De novo sequencing of genomes is followed by annotation analyses aiming at identifying functional genomic features such as genes, non-coding RNAs or regulatory sequences, taking advantage of diverse datasets. These steps sometimes fail at detecting non-coding functional sequences: for example, origins of replication, centromeres and rDNA positions have proven difficult to annotate with high confidence. Here, we demonstrate an unconventional application of Chromosome Conformation Capture (3C) technique, which typically aims at deciphering the average 3D organization of genomes, by showing how functional information about the sequence can be extracted solely from the chromosome contact map.
Specifically, we describe a combined experimental and bioinformatic procedure that determines the genomic positions of centromeres and ribosomal DNA clusters in yeasts, including species where classical computational approaches fail.

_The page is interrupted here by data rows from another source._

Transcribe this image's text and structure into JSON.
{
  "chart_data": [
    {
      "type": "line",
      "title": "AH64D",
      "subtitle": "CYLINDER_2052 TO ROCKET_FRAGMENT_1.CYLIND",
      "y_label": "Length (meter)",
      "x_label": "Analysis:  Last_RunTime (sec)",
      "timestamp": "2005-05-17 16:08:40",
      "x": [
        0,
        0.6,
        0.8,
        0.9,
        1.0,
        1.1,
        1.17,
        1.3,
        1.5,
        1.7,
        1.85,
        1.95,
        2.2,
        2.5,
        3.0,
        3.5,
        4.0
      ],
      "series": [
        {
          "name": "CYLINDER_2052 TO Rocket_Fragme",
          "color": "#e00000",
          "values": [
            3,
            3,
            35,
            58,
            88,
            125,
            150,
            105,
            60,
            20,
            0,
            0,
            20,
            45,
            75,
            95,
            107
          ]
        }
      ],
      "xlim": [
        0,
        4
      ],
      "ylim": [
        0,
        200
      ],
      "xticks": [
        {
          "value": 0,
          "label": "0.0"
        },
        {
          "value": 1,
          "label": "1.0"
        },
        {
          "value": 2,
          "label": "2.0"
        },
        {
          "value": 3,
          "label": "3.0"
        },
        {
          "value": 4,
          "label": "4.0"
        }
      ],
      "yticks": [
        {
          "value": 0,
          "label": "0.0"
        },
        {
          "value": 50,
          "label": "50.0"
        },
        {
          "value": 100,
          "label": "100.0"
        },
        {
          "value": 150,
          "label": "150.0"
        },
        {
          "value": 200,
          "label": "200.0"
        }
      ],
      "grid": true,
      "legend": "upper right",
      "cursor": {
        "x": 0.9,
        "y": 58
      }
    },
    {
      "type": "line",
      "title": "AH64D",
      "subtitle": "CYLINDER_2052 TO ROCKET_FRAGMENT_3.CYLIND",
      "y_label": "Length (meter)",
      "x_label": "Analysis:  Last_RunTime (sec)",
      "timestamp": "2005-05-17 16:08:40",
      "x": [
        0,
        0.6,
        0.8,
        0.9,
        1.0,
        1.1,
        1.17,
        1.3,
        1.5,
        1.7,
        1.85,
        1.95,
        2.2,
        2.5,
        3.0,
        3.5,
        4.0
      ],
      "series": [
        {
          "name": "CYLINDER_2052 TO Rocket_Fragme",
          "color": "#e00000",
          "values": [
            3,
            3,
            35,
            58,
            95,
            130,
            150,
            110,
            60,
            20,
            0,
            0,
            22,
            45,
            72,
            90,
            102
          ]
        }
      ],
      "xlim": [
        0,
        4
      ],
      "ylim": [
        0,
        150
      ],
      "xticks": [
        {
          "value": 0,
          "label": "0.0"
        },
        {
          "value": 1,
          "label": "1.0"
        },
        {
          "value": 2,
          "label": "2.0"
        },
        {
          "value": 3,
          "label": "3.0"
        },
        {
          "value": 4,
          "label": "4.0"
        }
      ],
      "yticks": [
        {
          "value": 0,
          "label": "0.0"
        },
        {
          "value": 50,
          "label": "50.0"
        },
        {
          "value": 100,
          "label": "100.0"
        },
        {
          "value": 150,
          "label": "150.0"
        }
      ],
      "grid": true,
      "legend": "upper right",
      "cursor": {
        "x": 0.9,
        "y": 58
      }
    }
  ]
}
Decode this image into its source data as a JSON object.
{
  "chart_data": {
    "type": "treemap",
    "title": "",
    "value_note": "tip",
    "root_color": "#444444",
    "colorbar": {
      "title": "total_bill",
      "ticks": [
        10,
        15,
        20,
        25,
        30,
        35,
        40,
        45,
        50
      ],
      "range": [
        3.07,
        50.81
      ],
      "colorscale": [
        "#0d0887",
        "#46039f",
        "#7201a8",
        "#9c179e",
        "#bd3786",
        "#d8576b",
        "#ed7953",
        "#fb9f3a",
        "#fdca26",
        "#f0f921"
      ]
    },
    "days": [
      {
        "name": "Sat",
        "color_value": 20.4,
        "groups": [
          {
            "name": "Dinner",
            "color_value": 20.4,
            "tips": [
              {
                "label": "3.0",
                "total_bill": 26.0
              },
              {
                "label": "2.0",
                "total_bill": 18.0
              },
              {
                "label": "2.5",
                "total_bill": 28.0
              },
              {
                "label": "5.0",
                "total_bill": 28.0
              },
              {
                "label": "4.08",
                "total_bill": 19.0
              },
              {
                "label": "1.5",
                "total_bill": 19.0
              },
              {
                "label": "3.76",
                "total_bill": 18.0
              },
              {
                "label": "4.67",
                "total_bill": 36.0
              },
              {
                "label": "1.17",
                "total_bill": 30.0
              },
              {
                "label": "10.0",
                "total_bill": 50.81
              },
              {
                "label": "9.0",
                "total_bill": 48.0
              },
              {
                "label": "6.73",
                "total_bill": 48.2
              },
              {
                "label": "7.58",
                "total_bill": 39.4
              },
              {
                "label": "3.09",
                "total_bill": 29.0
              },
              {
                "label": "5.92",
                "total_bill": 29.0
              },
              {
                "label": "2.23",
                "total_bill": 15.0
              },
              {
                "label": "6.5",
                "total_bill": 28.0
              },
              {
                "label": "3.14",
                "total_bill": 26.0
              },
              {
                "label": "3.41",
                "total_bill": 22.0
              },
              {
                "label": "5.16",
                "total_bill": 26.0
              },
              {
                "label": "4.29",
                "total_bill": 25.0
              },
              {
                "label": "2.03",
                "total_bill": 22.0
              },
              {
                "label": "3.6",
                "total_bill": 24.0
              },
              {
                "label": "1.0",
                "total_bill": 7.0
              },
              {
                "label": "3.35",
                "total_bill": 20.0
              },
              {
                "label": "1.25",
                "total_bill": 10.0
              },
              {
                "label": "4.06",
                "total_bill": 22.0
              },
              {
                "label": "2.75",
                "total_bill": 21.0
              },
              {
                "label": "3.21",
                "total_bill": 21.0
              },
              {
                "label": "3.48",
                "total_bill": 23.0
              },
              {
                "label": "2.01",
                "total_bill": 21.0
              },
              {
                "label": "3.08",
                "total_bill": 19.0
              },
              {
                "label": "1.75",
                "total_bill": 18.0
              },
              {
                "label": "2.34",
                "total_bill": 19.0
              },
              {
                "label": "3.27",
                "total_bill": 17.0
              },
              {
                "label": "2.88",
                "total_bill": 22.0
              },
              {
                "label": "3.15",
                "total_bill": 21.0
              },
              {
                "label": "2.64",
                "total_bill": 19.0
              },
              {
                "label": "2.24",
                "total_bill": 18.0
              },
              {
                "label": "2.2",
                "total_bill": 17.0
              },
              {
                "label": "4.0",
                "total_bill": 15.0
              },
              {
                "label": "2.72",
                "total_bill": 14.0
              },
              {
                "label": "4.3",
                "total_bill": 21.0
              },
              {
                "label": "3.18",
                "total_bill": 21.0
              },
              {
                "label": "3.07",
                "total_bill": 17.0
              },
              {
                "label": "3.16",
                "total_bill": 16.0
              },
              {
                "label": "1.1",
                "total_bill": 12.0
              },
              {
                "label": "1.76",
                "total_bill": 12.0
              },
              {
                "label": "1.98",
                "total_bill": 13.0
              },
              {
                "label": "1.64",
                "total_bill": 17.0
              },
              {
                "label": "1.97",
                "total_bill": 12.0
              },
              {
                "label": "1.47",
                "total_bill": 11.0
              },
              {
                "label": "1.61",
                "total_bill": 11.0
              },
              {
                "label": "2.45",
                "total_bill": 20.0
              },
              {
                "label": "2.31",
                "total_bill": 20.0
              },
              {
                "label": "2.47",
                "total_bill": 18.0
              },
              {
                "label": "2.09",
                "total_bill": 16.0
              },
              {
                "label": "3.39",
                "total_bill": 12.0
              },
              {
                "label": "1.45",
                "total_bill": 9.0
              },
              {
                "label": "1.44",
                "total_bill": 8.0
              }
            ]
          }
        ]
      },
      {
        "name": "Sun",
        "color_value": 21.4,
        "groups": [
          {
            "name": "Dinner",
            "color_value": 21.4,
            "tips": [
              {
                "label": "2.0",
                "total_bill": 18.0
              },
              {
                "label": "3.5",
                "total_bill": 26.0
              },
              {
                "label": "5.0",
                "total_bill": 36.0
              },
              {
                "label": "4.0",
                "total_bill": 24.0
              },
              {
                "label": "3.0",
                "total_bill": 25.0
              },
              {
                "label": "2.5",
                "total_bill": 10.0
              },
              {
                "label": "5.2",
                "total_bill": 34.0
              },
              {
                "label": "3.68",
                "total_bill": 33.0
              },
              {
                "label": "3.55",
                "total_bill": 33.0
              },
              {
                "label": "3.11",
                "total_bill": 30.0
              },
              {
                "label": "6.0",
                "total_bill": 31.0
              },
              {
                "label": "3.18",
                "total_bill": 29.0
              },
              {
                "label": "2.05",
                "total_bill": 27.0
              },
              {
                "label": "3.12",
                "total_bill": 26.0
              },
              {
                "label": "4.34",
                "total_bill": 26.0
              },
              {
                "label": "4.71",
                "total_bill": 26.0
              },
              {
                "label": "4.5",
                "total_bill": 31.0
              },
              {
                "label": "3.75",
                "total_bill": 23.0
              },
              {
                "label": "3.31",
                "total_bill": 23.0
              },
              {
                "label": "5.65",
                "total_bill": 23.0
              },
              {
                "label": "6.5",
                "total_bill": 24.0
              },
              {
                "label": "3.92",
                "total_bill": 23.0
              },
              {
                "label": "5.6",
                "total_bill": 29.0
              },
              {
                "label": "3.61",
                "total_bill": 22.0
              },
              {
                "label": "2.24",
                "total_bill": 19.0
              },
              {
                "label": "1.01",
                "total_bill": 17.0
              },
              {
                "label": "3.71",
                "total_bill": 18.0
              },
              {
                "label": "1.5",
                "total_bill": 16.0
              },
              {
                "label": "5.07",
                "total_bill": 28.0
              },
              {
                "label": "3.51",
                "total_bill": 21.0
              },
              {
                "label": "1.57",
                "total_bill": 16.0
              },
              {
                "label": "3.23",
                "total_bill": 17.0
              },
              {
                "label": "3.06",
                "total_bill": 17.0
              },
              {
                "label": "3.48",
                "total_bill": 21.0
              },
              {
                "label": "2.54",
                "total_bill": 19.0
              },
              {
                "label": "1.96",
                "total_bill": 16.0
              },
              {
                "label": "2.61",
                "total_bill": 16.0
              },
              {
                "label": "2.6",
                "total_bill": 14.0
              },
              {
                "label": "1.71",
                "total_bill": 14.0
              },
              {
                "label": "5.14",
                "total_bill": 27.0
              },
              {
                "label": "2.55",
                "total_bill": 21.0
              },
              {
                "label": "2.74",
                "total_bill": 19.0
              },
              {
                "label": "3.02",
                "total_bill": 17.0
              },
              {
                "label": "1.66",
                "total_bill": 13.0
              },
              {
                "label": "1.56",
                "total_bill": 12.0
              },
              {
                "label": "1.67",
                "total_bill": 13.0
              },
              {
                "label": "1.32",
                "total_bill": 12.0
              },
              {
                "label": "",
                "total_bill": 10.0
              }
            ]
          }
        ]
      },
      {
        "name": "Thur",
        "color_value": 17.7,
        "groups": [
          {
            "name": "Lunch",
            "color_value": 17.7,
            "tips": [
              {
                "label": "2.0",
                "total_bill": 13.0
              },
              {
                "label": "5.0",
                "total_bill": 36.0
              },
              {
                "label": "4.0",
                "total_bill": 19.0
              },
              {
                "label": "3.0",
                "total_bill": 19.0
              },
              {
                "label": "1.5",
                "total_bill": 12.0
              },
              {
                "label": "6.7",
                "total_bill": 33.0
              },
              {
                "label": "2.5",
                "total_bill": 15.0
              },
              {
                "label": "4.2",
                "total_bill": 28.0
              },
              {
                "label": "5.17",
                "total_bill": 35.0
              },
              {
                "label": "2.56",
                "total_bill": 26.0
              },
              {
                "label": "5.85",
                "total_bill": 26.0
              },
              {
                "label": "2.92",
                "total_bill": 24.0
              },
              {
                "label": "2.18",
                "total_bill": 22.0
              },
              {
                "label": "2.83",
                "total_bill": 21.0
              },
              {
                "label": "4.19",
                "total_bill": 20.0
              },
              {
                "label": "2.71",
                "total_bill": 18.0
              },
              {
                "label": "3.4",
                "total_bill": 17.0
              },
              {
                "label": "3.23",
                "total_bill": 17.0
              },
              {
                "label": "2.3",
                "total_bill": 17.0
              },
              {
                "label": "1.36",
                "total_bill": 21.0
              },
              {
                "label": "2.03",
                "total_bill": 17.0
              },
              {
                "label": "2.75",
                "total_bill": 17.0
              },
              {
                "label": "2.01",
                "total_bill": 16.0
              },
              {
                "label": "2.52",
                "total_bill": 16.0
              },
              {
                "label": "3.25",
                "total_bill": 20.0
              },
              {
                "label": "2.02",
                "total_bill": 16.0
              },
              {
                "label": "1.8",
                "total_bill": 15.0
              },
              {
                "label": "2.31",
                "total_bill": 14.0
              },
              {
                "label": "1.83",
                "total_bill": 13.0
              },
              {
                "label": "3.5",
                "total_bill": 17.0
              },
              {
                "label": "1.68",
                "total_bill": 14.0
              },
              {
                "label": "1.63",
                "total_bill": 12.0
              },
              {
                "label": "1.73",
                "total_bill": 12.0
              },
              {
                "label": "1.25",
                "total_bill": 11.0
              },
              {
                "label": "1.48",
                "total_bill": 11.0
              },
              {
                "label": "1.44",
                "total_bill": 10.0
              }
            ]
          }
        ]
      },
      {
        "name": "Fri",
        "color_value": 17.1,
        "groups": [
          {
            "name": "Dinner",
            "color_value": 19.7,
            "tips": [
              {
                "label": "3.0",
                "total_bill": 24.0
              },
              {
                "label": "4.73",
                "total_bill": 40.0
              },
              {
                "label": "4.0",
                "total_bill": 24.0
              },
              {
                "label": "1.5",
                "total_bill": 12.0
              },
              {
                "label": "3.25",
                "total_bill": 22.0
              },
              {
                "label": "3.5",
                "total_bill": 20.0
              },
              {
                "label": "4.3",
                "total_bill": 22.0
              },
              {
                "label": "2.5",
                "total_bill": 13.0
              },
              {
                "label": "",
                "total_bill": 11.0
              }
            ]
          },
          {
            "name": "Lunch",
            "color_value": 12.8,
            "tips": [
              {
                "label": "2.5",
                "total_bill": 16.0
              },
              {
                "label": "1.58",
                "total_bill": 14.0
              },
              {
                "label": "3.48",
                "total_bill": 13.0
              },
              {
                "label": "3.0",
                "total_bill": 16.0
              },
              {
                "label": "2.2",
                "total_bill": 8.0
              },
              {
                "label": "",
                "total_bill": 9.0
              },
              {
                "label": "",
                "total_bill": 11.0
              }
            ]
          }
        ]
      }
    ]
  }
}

For instance, we determined the centromere positions in Naumovozyma castellii, where these coordinates could not be obtained previously. Although computed centromere positions were characterized by conserved synteny with neighboring species, no consensus sequences could be found, suggesting that centromeric binding proteins or mechanisms have significantly diverged. We also used our approach to refine centromere positions in Kuraishia capsulata and to identify rDNA positions in Debaryomyces hansenii. Our study demonstrates how 3C data can be used to complete the functional annotation of eukaryotic genomes.
The source code is provided in the Supplementary Material. This includes a zipped file with the Python code and a contact matrix of Saccharomyces cerevisiae.
Supplementary data are available at Bioinformatics online.
对基因组进行从头测序后,通常会进行注释分析,以利用各种数据集来识别基因、非编码 RNA 或调控序列等功能基因组特征。这些步骤有时无法检测到非编码功能序列:例如,复制起点、着丝粒和 rDNA 位置的注释置信度很难提高。在这里,我们展示了染色体构象捕获(3C)技术的一种非常规应用,该技术通常旨在解析基因组的平均 3D 结构,我们展示了如何仅从染色体接触图谱中提取有关序列的功能信息。
具体来说,我们描述了一种组合的实验和生物信息学程序,该程序确定了酵母中的着丝粒和核糖体 DNA 簇的基因组位置,包括经典计算方法无法确定的物种。例如,我们确定了 Naumovozyma castellii 中的着丝粒位置,在此之前无法获得这些坐标。尽管计算出的着丝粒位置与相邻物种具有保守的同线性,但没有找到共识序列,这表明着丝粒结合蛋白或机制已经显著分化。我们还使用我们的方法来改进 Kuraishia capsulata 中的着丝粒位置,并确定 Debaryomyces hansenii 中的 rDNA 位置。我们的研究表明 3C 数据如何用于完成真核基因组的功能注释。
源代码在补充材料中提供。这包括一个包含 Python 代码和酿酒酵母接触矩阵的压缩文件。
补充数据可在 Bioinformatics 在线获取。